Where the system appears most useful
The second paper highlights collaboration with domain experts on 18 research problems in computer science, physics, and economics. The source says one strength stood out: the model could connect ideas from fields that specialists might not normally bring together.
On a classic network optimization problem, it brought in tools from geometric functional analysis. On a problem involving gravitational radiation from cosmic strings, it found six different solution approaches.

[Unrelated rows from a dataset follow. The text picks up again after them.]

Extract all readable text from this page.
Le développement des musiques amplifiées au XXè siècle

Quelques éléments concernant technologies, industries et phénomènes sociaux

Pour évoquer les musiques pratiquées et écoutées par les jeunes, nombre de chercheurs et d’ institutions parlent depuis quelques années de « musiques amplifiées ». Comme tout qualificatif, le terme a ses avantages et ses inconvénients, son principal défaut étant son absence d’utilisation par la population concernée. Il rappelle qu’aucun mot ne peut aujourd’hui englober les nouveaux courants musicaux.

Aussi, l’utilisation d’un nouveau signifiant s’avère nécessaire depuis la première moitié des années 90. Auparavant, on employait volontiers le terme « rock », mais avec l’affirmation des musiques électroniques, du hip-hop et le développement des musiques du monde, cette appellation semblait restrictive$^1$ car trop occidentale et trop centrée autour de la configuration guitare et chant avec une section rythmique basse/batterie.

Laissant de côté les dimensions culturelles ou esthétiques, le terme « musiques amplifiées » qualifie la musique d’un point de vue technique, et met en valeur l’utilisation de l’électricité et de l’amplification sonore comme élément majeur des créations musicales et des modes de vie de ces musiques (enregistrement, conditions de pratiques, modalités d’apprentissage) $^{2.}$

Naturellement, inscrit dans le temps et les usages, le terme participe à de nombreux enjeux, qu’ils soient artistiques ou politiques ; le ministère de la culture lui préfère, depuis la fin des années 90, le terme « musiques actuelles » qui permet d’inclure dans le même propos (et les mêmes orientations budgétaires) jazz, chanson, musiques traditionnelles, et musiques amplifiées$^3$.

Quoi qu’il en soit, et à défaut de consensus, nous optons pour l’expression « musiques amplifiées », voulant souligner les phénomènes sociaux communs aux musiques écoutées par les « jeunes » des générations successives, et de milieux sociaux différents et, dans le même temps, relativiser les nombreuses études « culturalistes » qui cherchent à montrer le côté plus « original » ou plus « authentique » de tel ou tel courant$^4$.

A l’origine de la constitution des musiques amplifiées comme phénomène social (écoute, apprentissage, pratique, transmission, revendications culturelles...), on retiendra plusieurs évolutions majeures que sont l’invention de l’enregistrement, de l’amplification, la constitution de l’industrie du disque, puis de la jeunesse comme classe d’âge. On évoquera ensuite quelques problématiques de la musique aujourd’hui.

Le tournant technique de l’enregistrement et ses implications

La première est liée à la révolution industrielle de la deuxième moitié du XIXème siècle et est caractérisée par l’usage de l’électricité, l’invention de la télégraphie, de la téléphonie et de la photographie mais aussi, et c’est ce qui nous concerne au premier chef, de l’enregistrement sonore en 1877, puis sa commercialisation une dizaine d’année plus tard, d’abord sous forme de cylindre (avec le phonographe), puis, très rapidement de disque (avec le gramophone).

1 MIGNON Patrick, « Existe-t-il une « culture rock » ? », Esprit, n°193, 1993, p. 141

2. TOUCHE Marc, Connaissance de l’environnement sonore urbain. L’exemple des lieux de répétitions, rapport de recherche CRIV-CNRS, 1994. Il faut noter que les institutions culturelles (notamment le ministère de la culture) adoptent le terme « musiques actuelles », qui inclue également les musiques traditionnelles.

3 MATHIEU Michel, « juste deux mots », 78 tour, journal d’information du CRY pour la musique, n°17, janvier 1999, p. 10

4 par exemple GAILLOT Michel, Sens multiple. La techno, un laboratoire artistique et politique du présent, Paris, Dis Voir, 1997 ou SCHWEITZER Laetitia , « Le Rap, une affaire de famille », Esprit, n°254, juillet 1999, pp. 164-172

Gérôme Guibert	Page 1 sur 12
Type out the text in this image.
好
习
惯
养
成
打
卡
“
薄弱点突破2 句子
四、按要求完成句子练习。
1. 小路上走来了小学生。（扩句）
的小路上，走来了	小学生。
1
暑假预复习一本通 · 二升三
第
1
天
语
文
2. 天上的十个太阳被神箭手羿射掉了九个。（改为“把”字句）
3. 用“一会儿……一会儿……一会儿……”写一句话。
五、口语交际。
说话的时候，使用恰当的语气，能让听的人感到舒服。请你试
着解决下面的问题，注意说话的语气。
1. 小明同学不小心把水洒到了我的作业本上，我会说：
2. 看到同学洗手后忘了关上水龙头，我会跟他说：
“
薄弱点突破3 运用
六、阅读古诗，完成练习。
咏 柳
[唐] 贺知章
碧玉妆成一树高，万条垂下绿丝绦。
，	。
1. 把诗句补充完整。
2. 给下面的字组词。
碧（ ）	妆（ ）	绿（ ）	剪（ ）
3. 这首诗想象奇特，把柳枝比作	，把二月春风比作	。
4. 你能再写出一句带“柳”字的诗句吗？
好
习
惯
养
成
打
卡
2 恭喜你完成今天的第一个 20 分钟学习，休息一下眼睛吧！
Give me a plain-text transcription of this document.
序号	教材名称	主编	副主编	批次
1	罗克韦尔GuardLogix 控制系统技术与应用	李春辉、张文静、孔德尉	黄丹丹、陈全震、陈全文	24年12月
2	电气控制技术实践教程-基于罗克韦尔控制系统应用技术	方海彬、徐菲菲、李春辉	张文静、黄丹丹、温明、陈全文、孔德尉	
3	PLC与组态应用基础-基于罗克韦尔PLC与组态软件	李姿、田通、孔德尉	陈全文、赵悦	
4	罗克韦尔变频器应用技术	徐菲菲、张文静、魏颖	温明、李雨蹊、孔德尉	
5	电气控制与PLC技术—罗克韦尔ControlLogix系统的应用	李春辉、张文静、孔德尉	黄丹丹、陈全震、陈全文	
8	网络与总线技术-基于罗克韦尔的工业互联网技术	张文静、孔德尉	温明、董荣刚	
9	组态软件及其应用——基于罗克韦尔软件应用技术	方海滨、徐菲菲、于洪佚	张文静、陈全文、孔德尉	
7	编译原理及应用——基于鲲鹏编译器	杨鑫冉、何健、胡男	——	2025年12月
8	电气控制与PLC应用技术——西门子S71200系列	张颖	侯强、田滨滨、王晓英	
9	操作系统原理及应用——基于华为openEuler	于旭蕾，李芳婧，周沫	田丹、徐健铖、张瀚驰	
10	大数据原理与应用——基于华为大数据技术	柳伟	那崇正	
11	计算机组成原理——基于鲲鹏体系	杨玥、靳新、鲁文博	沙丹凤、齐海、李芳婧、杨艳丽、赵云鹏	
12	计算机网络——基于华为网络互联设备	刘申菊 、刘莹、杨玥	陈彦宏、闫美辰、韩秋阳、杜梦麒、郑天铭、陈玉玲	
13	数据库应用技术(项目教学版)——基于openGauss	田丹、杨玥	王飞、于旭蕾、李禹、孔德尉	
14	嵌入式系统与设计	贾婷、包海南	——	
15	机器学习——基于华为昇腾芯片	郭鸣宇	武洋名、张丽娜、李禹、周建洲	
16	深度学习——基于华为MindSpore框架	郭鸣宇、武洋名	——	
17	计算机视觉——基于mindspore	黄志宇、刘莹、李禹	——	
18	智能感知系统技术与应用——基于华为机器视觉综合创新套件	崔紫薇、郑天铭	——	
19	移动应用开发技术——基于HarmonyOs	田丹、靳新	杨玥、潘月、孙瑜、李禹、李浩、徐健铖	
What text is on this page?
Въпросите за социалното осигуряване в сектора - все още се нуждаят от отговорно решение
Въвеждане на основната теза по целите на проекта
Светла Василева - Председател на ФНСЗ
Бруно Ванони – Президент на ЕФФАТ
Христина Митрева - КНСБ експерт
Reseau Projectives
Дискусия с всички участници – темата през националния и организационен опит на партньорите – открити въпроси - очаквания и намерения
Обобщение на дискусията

Another example came from computer scientist Lance Fortnow, who used an AI-integrated text editor to write a complete research paper. Eight prompts were enough for the model to find the proof of the main result. It also made an error on a corollary by assuming a mathematical statement that is actually an open problem. After receiving a hint, it corrected the proof immediately.
A separate case involved a 2015 conjecture about an optimization problem. Experts had not resolved it for a decade. The model disproved it in a single run by constructing a specific counterexample with just three elements.
In cryptography, the model identified a serious error in a current preprint that had claimed an important breakthrough. The issue involved a subtle mismatch between a theoretical definition and the technical implementation. Human reviewers had missed it during initial peer review, independent experts confirmed the finding, and the authors updated their paper.
How researchers should work with AI
The practical message from the work is not that AI can replace scientists. It is that AI may be valuable when scientists shape the task carefully and verify the output rigorously.
The researchers recommend treating the model like a capable but error-prone junior researcher, not an oracle. That framing fits the results: Aletheia can produce surprising insights, but it can also miss the point, cite real work incorrectly, or build on a false assumption.
Several practices follow from that:
- Break large research questions into small, checkable sub-problems.
- Give specific hints when the model makes a mistake.
- Ask for either a proof or a disproof instead of pushing it toward one desired answer.
- Keep human experts responsible for final claims and citations.
The source describes the proof-or-disproof approach as "Balanced prompting." It reduces the model's tendency to defend the idea embedded in the prompt at all costs.
Aletheia's record is therefore mixed in a meaningful way. It can sometimes do work that changes a research project. It can also fail at scale in ways that look persuasive until an expert checks the details. For now, its value is not autonomy. Its value is collaboration under close human control.